Step 2: Building the shared object

  1. If using Windows Subsystem for Linux as the environment for building, access the file system in Windows Explorer by entering \\wsl$ in the address bar
​​​​​​Picture5.png
  1. Copy the source code (generated using MATLAB Coder) to a temporary directory available to the Linux system.
Picture6.png
  1. Copy the header files from C:\Program Files\MATLAB\R2021a\extern\include (this is for R2021a) to one of the search directories for gcc. Run the command gcc -print-search-dirs in bash to get the list of directories. For this example, the header files are copied to <...>/include directory as shown below
Picture7.png
  1. In the source code (generated using MATLAB coder) you will notice that there are many files that are generated. For this example use case, only the following files are relevant:
    • LorenzDiffEq.cpp (will contain the exported function which we will invoke)
    • rt_nonfinite.cpp (contains constants needed by LorenzDiffEq.cpp)
    • Note: If you can’t figure out which files are necessary (in the final shared object file) then build everything into the shared object.
  2. In the Linux system, navigate to the copied folder and run the following commands to build the shared object:
    • gcc -c -Wall -fpic LorenzDiffEq.cpp -o lor.o -lm  (generates lor.o output file)
    • gcc -c -Wall -fpic rt_nonfinite.cpp -o rt.o -lm  (generates rt.o output file)
    • gcc lor.o rt.o -shared -o lor.so (generates the shared object lor.so from the above two object files)
 

Step 3: Deploying the shared object to Linux RT target

  1. Obtain the IP address of the RT target from NI MAX if the target is connected to the network
  2. Use the file transfer tool to connect to the RT Target and copy the shared object to the directory in the RT Target.
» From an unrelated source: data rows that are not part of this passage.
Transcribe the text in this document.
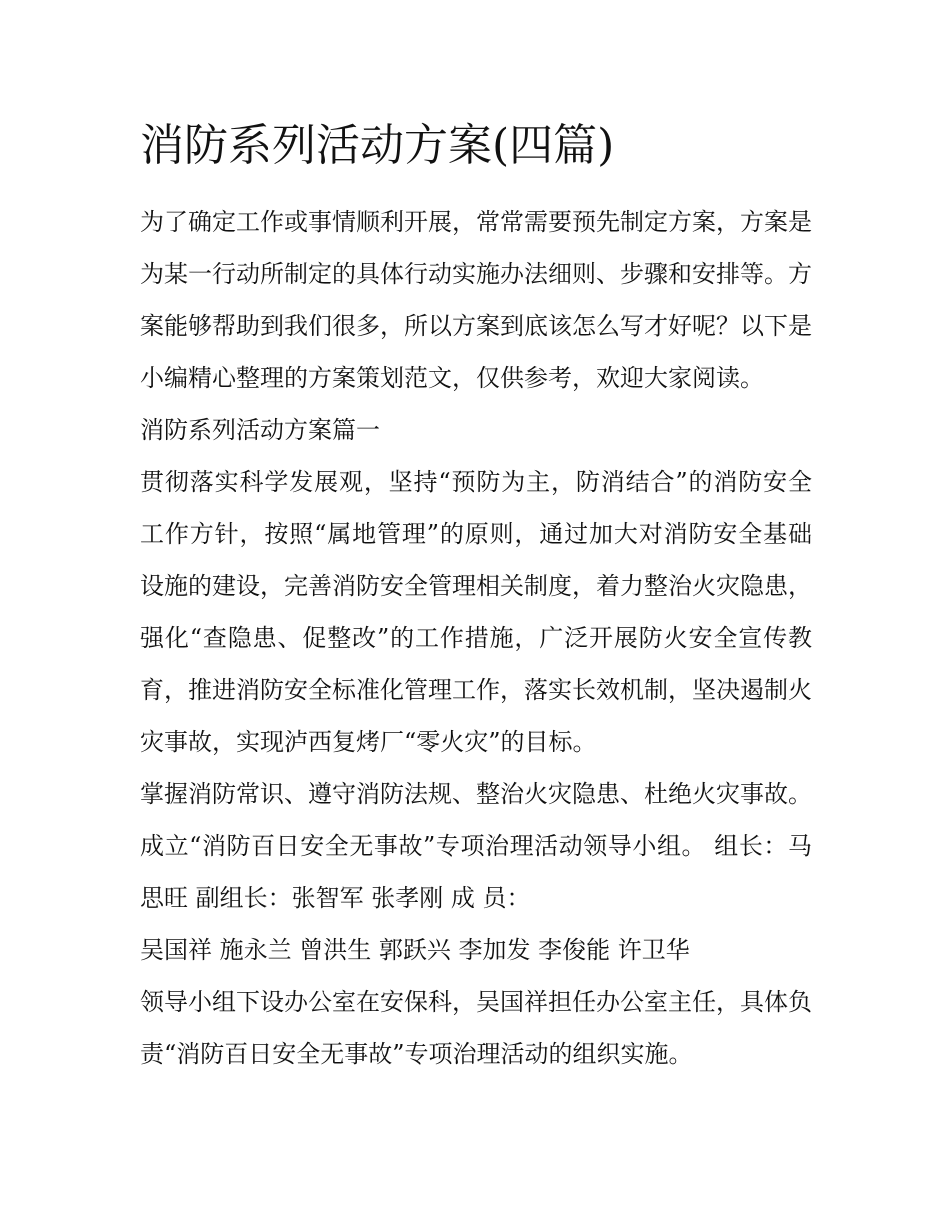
消防系列活动方案(四篇)

为了确定工作或事情顺利开展，常常需要预先制定方案，方案是为某一行动所制定的具体行动实施办法细则、步骤和安排等。方案能够帮助到我们很多，所以方案到底该怎么写才好呢？以下是小编精心整理的方案策划范文，仅供参考，欢迎大家阅读。

消防系列活动方案篇一

贯彻落实科学发展观，坚持“预防为主，防消结合”的消防安全工作方针，按照“属地管理”的原则，通过加大对消防安全基础设施的建设，完善消防安全管理相关制度，着力整治火灾隐患，强化“查隐患、促整改”的工作措施，广泛开展防火安全宣传教育，推进消防安全标准化管理工作，落实长效机制，坚决遏制火灾事故，实现泸西复烤厂“零火灾”的目标。

掌握消防常识、遵守消防法规、整治火灾隐患、杜绝火灾事故。 成立“消防百日安全无事故”专项治理活动领导小组。 组长：马思旺 副组长：张智军 张孝刚 成 员：

吴国祥 施永兰 曾洪生 郭跃兴 李加发 李俊能 许卫华

领导小组下设办公室在安保科，吴国祥担任办公室主任，具体负责“消防百日安全无事故”专项治理活动的组织实施。
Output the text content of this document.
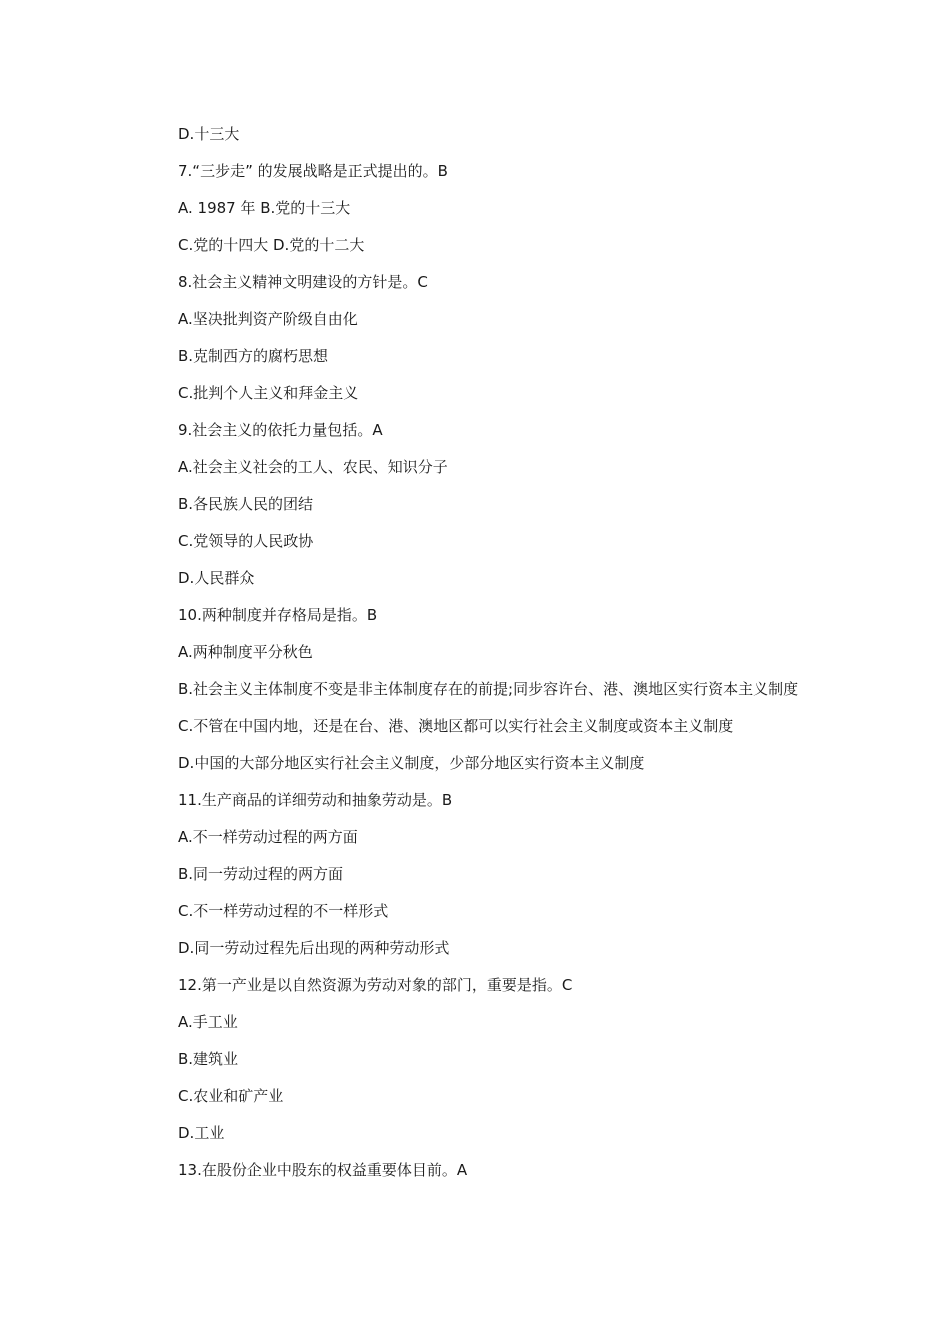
D.十三大

7.“三步走” 的发展战略是正式提出的。B

A. 1987 年 B.党的十三大

C.党的十四大 D.党的十二大

8.社会主义精神文明建设的方针是。C

A.坚决批判资产阶级自由化

B.克制西方的腐朽思想

C.批判个人主义和拜金主义

9.社会主义的依托力量包括。A

A.社会主义社会的工人、农民、知识分子

B.各民族人民的团结

C.党领导的人民政协

D.人民群众

10.两种制度并存格局是指。B

A.两种制度平分秋色

B.社会主义主体制度不变是非主体制度存在的前提;同步容许台、港、澳地区实行资本主义制度

C.不管在中国内地，还是在台、港、澳地区都可以实行社会主义制度或资本主义制度

D.中国的大部分地区实行社会主义制度，少部分地区实行资本主义制度

11.生产商品的详细劳动和抽象劳动是。B

A.不一样劳动过程的两方面

B.同一劳动过程的两方面

C.不一样劳动过程的不一样形式

D.同一劳动过程先后出现的两种劳动形式

12.第一产业是以自然资源为劳动对象的部门，重要是指。C

A.手工业

B.建筑业

C.农业和矿产业

D.工业

13.在股份企业中股东的权益重要体目前。A
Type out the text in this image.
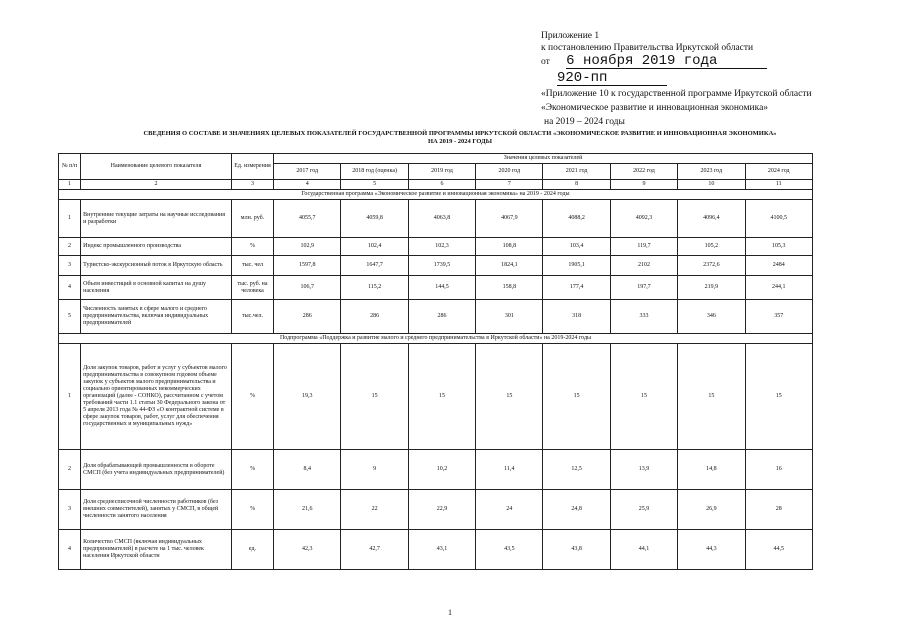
Приложение 1
к постановлению Правительства Иркутской области
от 6 ноября 2019 года
920-пп
«Приложение 10 к государственной программе Иркутской области
«Экономическое развитие и инновационная экономика»
на 2019 – 2024 годы
СВЕДЕНИЯ О СОСТАВЕ И ЗНАЧЕНИЯХ ЦЕЛЕВЫХ ПОКАЗАТЕЛЕЙ ГОСУДАРСТВЕННОЙ ПРОГРАММЫ ИРКУТСКОЙ ОБЛАСТИ «ЭКОНОМИЧЕСКОЕ РАЗВИТИЕ И ИННОВАЦИОННАЯ ЭКОНОМИКА»
НА 2019 - 2024 ГОДЫ
№ п/п	Наименование целевого показателя	Ед. измерения	Значения целевых показателей							
			2017 год	2018 год (оценка)	2019 год	2020 год	2021 год	2022 год	2023 год	2024 год
1	2	3	4	5	6	7	8	9	10	11
Государственная программа «Экономическое развитие и инновационная экономика» на 2019 - 2024 годы										
1	Внутренние текущие затраты на научные исследования и разработки	млн. руб.	4055,7	4059,8	4063,8	4067,9	4088,2	4092,3	4096,4	4100,5
2	Индекс промышленного производства	%	102,9	102,4	102,3	108,8	103,4	119,7	105,2	105,3
3	Туристско-экскурсионный поток в Иркутскую область	тыс. чел	1597,8	1647,7	1739,5	1824,1	1905,1	2102	2372,6	2484
4	Объем инвестиций в основной капитал на душу населения	тыс. руб. на человека	106,7	115,2	144,5	158,8	177,4	197,7	219,9	244,1
5	Численность занятых в сфере малого и среднего предпринимательства, включая индивидуальных предпринимателей	тыс.чел.	286	286	286	301	318	333	346	357
Подпрограмма «Поддержка и развитие малого и среднего предпринимательства в Иркутской области» на 2019-2024 годы										
1	Доля закупок товаров, работ и услуг у субъектов малого предпринимательства в совокупном годовом объеме закупок у субъектов малого предпринимательства и социально ориентированных некоммерческих организаций (далее - СОНКО), рассчитанном с учетом требований части 1.1 статьи 30 Федерального закона от 5 апреля 2013 года № 44-ФЗ «О контрактной системе в сфере закупок товаров, работ, услуг для обеспечения государственных и муниципальных нужд»	%	19,3	15	15	15	15	15	15	15
2	Доля обрабатывающей промышленности в обороте СМСП (без учета индивидуальных предпринимателей)	%	8,4	9	10,2	11,4	12,5	13,9	14,8	16
3	Доля среднесписочной численности работников (без внешних совместителей), занятых у СМСП, в общей численности занятого населения	%	21,6	22	22,9	24	24,8	25,9	26,9	28
4	Количество СМСП (включая индивидуальных предпринимателей) в расчете на 1 тыс. человек населения Иркутской области	ед.	42,3	42,7	43,1	43,5	43,8	44,1	44,3	44,5
1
For this example, we are copying the shared object to the /usr/local/bin folder 
  3. Determine the name of the exported function to be invoked by running the command nm -D lor.so in the Linux environment. The name LorenzDiffEq is mingled to _Z12LorenzDiffEqPdPiS_S0_ as shown below  
 Picture8.png
  1. To set up the call library node in the next step, it is necessary to know the data types of the parameters. From the header file (LorenzDiffEq.h) we know the function prototype to be: 
    • extern void LorenzDiffEq(double t_data[], int t_size[1], double Y_data[], int Y_size[2]); 
  2. In this example, we are passing in two arrays. Look at the main.cpp file under the example folder in the code generated using MATLAB Coder. As shown in the below code the Y array size is 1800 and the t array size is 600. Use this data when passing the array into the call library node in the next step
Picture9.png  
 

Step 4: Setup call library node in RT VI

  1. Create a LabVIEW Project and add the RT target to the project
  2. Add a new VI under the RT target
  3. Create a Call Library node in the new VI and configure the node in the following way:
Picture10.png
  1. In the VI, when connecting the array controls, initialize the array sizes to 600 and 1800, as determined in Step 3.